In other words, they were trying to retrofit this radically new capability into the old digital computer model. The fact is, nanotubes do all kinds of unique things and they won't prevail until those unique potentialities are explored. And the one that I've invested in myself, a company called Seldon Technologies up in Windsor, Vermont, uses carbon nanotubes to make a straw that you can stick into a septic tank and drink potable water out of it.

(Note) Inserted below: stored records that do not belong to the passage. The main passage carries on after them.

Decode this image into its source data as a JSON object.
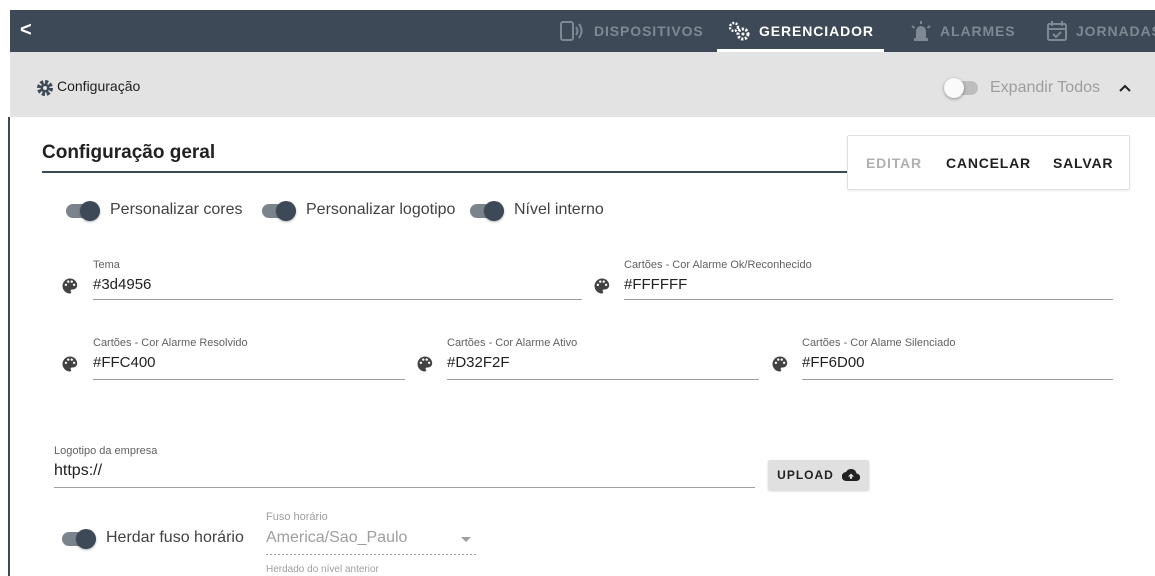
{
  "nav": {
    "back_glyph": "<",
    "tabs": [
      {
        "label": "DISPOSITIVOS",
        "icon": "device-icon",
        "active": false
      },
      {
        "label": "GERENCIADOR",
        "icon": "gears-icon",
        "active": true
      },
      {
        "label": "ALARMES",
        "icon": "alarm-light-icon",
        "active": false
      },
      {
        "label": "JORNADAS",
        "icon": "calendar-check-icon",
        "active": false
      }
    ]
  },
  "section": {
    "title": "Configuração",
    "expand_all_label": "Expandir Todos",
    "expand_all_on": false
  },
  "card": {
    "title": "Configuração geral",
    "actions": {
      "edit": "EDITAR",
      "cancel": "CANCELAR",
      "save": "SALVAR"
    },
    "switches": [
      {
        "label": "Personalizar cores",
        "on": true
      },
      {
        "label": "Personalizar logotipo",
        "on": true
      },
      {
        "label": "Nível interno",
        "on": true
      }
    ],
    "fields": {
      "theme": {
        "label": "Tema",
        "value": "#3d4956"
      },
      "ok_color": {
        "label": "Cartões - Cor Alarme Ok/Reconhecido",
        "value": "#FFFFFF"
      },
      "resolved_color": {
        "label": "Cartões - Cor Alarme Resolvido",
        "value": "#FFC400"
      },
      "active_color": {
        "label": "Cartões - Cor Alarme Ativo",
        "value": "#D32F2F"
      },
      "silenced_color": {
        "label": "Cartões - Cor Alame Silenciado",
        "value": "#FF6D00"
      },
      "logo": {
        "label": "Logotipo da empresa",
        "value": "https://"
      }
    },
    "upload_label": "UPLOAD",
    "timezone": {
      "inherit_label": "Herdar fuso horário",
      "inherit_on": true,
      "label": "Fuso horário",
      "value": "America/Sao_Paulo",
      "hint": "Herdado do nível anterior"
    }
  },
  "colors": {
    "primary": "#3d4956",
    "tab_inactive": "#7f8893",
    "section_bg": "#e3e3e3"
  }
}
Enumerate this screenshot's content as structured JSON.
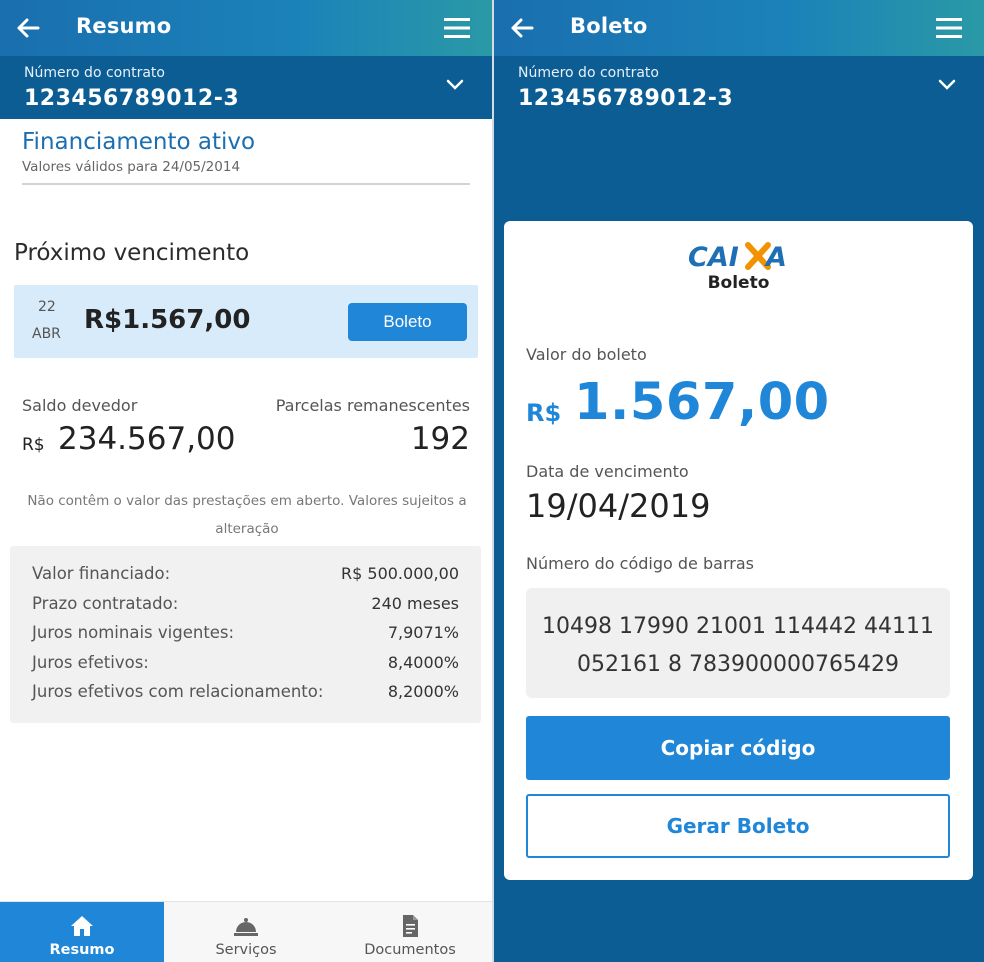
{
  "left": {
    "appbar": {
      "title": "Resumo"
    },
    "contract": {
      "label": "Número do contrato",
      "number": "123456789012-3"
    },
    "financing": {
      "title": "Financiamento ativo",
      "subtitle": "Valores válidos para 24/05/2014"
    },
    "next_due": {
      "title": "Próximo vencimento",
      "day": "22",
      "month": "ABR",
      "value": "R$1.567,00",
      "button_label": "Boleto"
    },
    "balance": {
      "label": "Saldo devedor",
      "currency": "R$",
      "value": "234.567,00",
      "remaining_label": "Parcelas remanescentes",
      "remaining_value": "192"
    },
    "note": "Não contêm o valor das prestações em aberto. Valores sujeitos a alteração",
    "details": [
      {
        "label": "Valor financiado:",
        "value": "R$ 500.000,00"
      },
      {
        "label": "Prazo contratado:",
        "value": "240 meses"
      },
      {
        "label": "Juros nominais vigentes:",
        "value": "7,9071%"
      },
      {
        "label": "Juros efetivos:",
        "value": "8,4000%"
      },
      {
        "label": "Juros efetivos com relacionamento:",
        "value": "8,2000%"
      }
    ],
    "bottom_nav": [
      {
        "label": "Resumo",
        "icon": "home-icon",
        "active": true
      },
      {
        "label": "Serviços",
        "icon": "service-bell-icon",
        "active": false
      },
      {
        "label": "Documentos",
        "icon": "document-icon",
        "active": false
      }
    ]
  },
  "right": {
    "appbar": {
      "title": "Boleto"
    },
    "contract": {
      "label": "Número do contrato",
      "number": "123456789012-3"
    },
    "card": {
      "logo_text": "CAIXA",
      "logo_subtitle": "Boleto",
      "value_label": "Valor do boleto",
      "value_currency": "R$",
      "value": "1.567,00",
      "due_label": "Data de vencimento",
      "due_date": "19/04/2019",
      "barcode_label": "Número do código de barras",
      "barcode_line1": "10498 17990 21001 114442 44111",
      "barcode_line2": "052161 8 783900000765429",
      "copy_button": "Copiar código",
      "generate_button": "Gerar Boleto"
    }
  },
  "colors": {
    "primary": "#1f86d8",
    "dark_blue": "#0b5d94",
    "title_blue": "#1b6fb1",
    "logo_orange": "#f39200",
    "highlight": "#d8ebfb"
  }
}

Forbes: Is this your NanoMesh straw?

Gilder: The NanoMesh straw. And that's made with tunable carbon nanotubes. So you can actually change the filtration function that you want to perform in these nanotubes. There are tens of thousands of these devices going to the American military now.

Forbes: So they work.

Gilder: Yeah, they work. And they're also beloved of NASA because they think it's the only way they're going to be able to filter lunar dust. And that's going to be a big market one of these days. They named Seldon as one of the 50 best technologies, supported by NASA. Nanotubes are beginning to emerge as a really crucial technology and it's exciting to see it. You've been predicting it for decades.

Forbes: I have the hair to show it, too. Now, another area you liked in nanotechnology is building and construction materials. You pointed out that if you're concerned about global warming, well this is right up their alley.

Gilder: Well, I'm not concerned about global warming.

Forbes: Neither am I. But those worriers can embrace this technology, positive technology.

Gilder: Yeah, this is a positive technology. The one I invested in was called iCrete. And actually Gary Winnick was a leading investor and leader of iCrete, which makes concrete that's ten times stronger. It enabled the Freedom Tower to get off the ground.

It's beloved of Frank Gehry. It's a new way to make concrete that is a fundamentally different chemical binding that yields concrete that's ten times more durable and more cost effective and thus uses less energy usage in making a building of a particular strength.